3. La société San Giorgio ayant saisi le Tribunal de Trento d'une demande en restitution des montants en question, le Président de ce tribunal a, par un décret émis dans le cadre d'une procédure en injonction, ordonné à l'administration des Finances de l'Etat de rembourser à la société San Giorgio une somme de 65 160 585 lires et autorisé l'exécution provisoire de ce décret.
4. L'administration des Finances, après avoir fait opposition au décret du Président du tribunal, a présenté une demande en suspension de l'exécution de ce décret. A l'appui de cette demande, elle a invoqué l'article 10 du décret-loi n° 430, du 10 juillet 1982, portant dispositions en matière d'impôts de fabrication, mouvements des produits pétroliers, impôts directs, taxe sur la valeur ajoutée et sanctions afférentes (Guri n° 190 du 13.7.1982), qui dispose en ces termes :
" Une personne ayant indûment payé des droits de douane à l'importation, des impôts de fabrication, des impôts de consommation ou des droits d'Etat, même antérieurement à la date d'entrée en vigueur du présent décret, n'a pas droit au remboursement des sommes payées, sauf cas d'erreur matérielle, lorsque la charge correspondante a été répercutée, de quelque manière que ce soit, sur d'autres personnes.
La charge est présumée répercutée chaque fois que les marchandises pour lesquelles le paiement a été effectué ont été cédées, même après ouvraison, transformation, montage, assemblage ou adaptation, sauf preuve documentaire contraire... ".
5. La société San Giorgio ayant mis en doute la compatibilité de ces dispositions avec les principes de l'ordre juridique communautaire, le Président du tribunal, considérant le caractère sérieux des remarques faites et leur importance pour la décision relative à la demande de suspension de l'exécution provisoire, a demandé à la Cour de répondre aux questions suivantes :
1) qu'il plaise à la Cour préciser, à titre de clarification et, s'il y a lieu, en complément de sa jurisprudence telle qu'elle résulte notamment des arrêts du 27 mars 1980 dans l'affaire 61-79 (ministère des Finances/société Denkavit), du 10 juillet 1980 dans l'affaire 811-79 (ministère des Finances/société Ariété) et du 10 juillet 1980 dans l'affaire 826-79 (ministère des Finances/société Mireco):
a) si une loi nationale qui (par dérogation aux règles générales concernant la répétition de l'indu) subordonne le remboursement de certains droits (parmi lesquels, notamment, les droits de visite sanitaire) indûment perçus contrairement aux prescriptions du droit communautaire, en tant que taxe d'effet équivalant à un droit de douane, à la preuve qu'ils n'ont pas été répercutés sur d'autres personnes et qui, par contre, ne soumet pas à la même condition le remboursement de tout autre impôt, droit ou redevance indûment perçu, doit être considérée comme discriminatoire et contraire aux principes de l'ordre juridique communautaire ; et si le fait que les redevances visées par ladite règle ont été, en pratique, indûment perçues uniquement parce qu'elles sont contraires à une règle de droit communautaire revêt de l'importance ;
b) si la preuve documentaire négative qui, en vertu de la loi nationale précitée, constitue la seule condition du remboursement des redevances indûment perçues rend pratiquement impossible l'exercice des droits que les juges nationaux sont tenus de sauvegarder.

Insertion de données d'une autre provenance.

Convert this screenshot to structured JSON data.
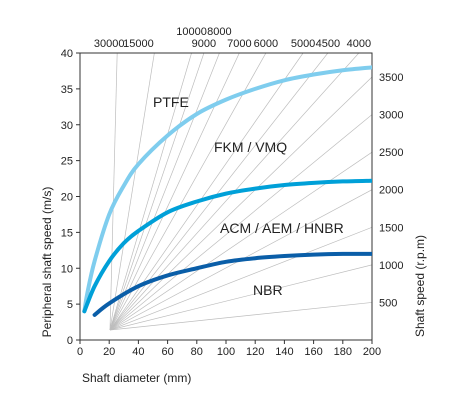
{
  "chart_data": {
    "type": "line",
    "xlabel": "Shaft diameter  (mm)",
    "ylabel": "Peripheral shaft speed  (m/s)",
    "y2label": "Shaft speed  (r.p.m)",
    "xlim": [
      0,
      200
    ],
    "ylim": [
      0,
      40
    ],
    "x_ticks": [
      0,
      20,
      40,
      60,
      80,
      100,
      120,
      140,
      160,
      180,
      200
    ],
    "y_ticks": [
      0,
      5,
      10,
      15,
      20,
      25,
      30,
      35,
      40
    ],
    "grid": false,
    "series": [
      {
        "name": "PTFE",
        "color": "#7fcdee",
        "x": [
          3,
          5,
          10,
          20,
          30,
          40,
          60,
          80,
          100,
          120,
          140,
          160,
          180,
          200
        ],
        "y": [
          4,
          6.5,
          11,
          17.5,
          21.5,
          24.5,
          28.5,
          31.5,
          33.5,
          35,
          36.2,
          37,
          37.6,
          38
        ]
      },
      {
        "name": "FKM / VMQ",
        "color": "#00a0d8",
        "x": [
          3,
          10,
          20,
          30,
          40,
          60,
          80,
          100,
          120,
          140,
          160,
          180,
          200
        ],
        "y": [
          4,
          7.5,
          11,
          13.5,
          15.2,
          17.8,
          19.3,
          20.4,
          21.1,
          21.6,
          21.9,
          22.1,
          22.2
        ]
      },
      {
        "name": "ACM / AEM / HNBR",
        "color": "#0a5ea8",
        "x": [
          10,
          20,
          40,
          60,
          80,
          100,
          120,
          140,
          160,
          180,
          200
        ],
        "y": [
          3.5,
          5.1,
          7.5,
          9.0,
          10.0,
          10.9,
          11.4,
          11.7,
          11.9,
          12.0,
          12.0
        ]
      }
    ],
    "band_labels": [
      "PTFE",
      "FKM / VMQ",
      "ACM / AEM / HNBR",
      "NBR"
    ],
    "rpm_lines": [
      30000,
      15000,
      10000,
      9000,
      8000,
      7000,
      6000,
      5000,
      4500,
      4000,
      3500,
      3000,
      2500,
      2000,
      1500,
      1000,
      500
    ],
    "rpm_top_labels": [
      "30000",
      "15000",
      "10000",
      "8000",
      "9000",
      "7000",
      "6000",
      "5000",
      "4500",
      "4000"
    ],
    "rpm_right_labels": [
      "3500",
      "3000",
      "2500",
      "2000",
      "1500",
      "1000",
      "500"
    ]
  }
}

2) si un régime communautaire, qui réglemente la restitution des droits indûment perçus sans prévoir aucune exception pour le cas de répercussion de la charge sur d'autres personnes, a été instauré pour la première fois à partir du 1er juillet 1980, date d'entrée en vigueur du règlement n° 1430-79 du Conseil, du 2 juillet 1979, relatif au remboursement ou à la remise des droits à l'importation ou à l'exportation, qui s'applique textuellement (article 1, paragraphe 2) aux droits de douane et aux taxes d'effet équivalent ; si ce régime doit prévaloir sur toute autre loi nationale plus ancienne ou plus récente.
6. Il y a lieu de noter que le décret-loi n° 430, applicable au moment où le Président du tribunal a décidé de saisir la Cour, n'a pas été converti en loi, mais que des dispositions matériellement identiques à celles de son article 10 ont été reprises ultérieurement à l'article 19 du décret-loi n° 688, du 30 septembre 1982, portant mesures urgentes en matière de recettes fiscales, converti en loi par la loi n° 873 du 27 novembre 1982 (Guri n° 270 du 30. 9. 1982, et n° 328 du 29. 11. 1982). Cette disposition est libellée comme suit :
" Toute personne ayant indûment payé des droits de douane à l'importation, des impôts de fabrication, des impôts de consommation ou des droits d'Etat, même antérieurement à la date d'entrée en vigueur du présent décret, a droit au remboursement des sommes payées si elle prouve documentairement que la charge correspondante n'a pas été répercutée, de quelque manière que ce soit, sur d'autres personnes, sauf le cas d'erreur matérielle.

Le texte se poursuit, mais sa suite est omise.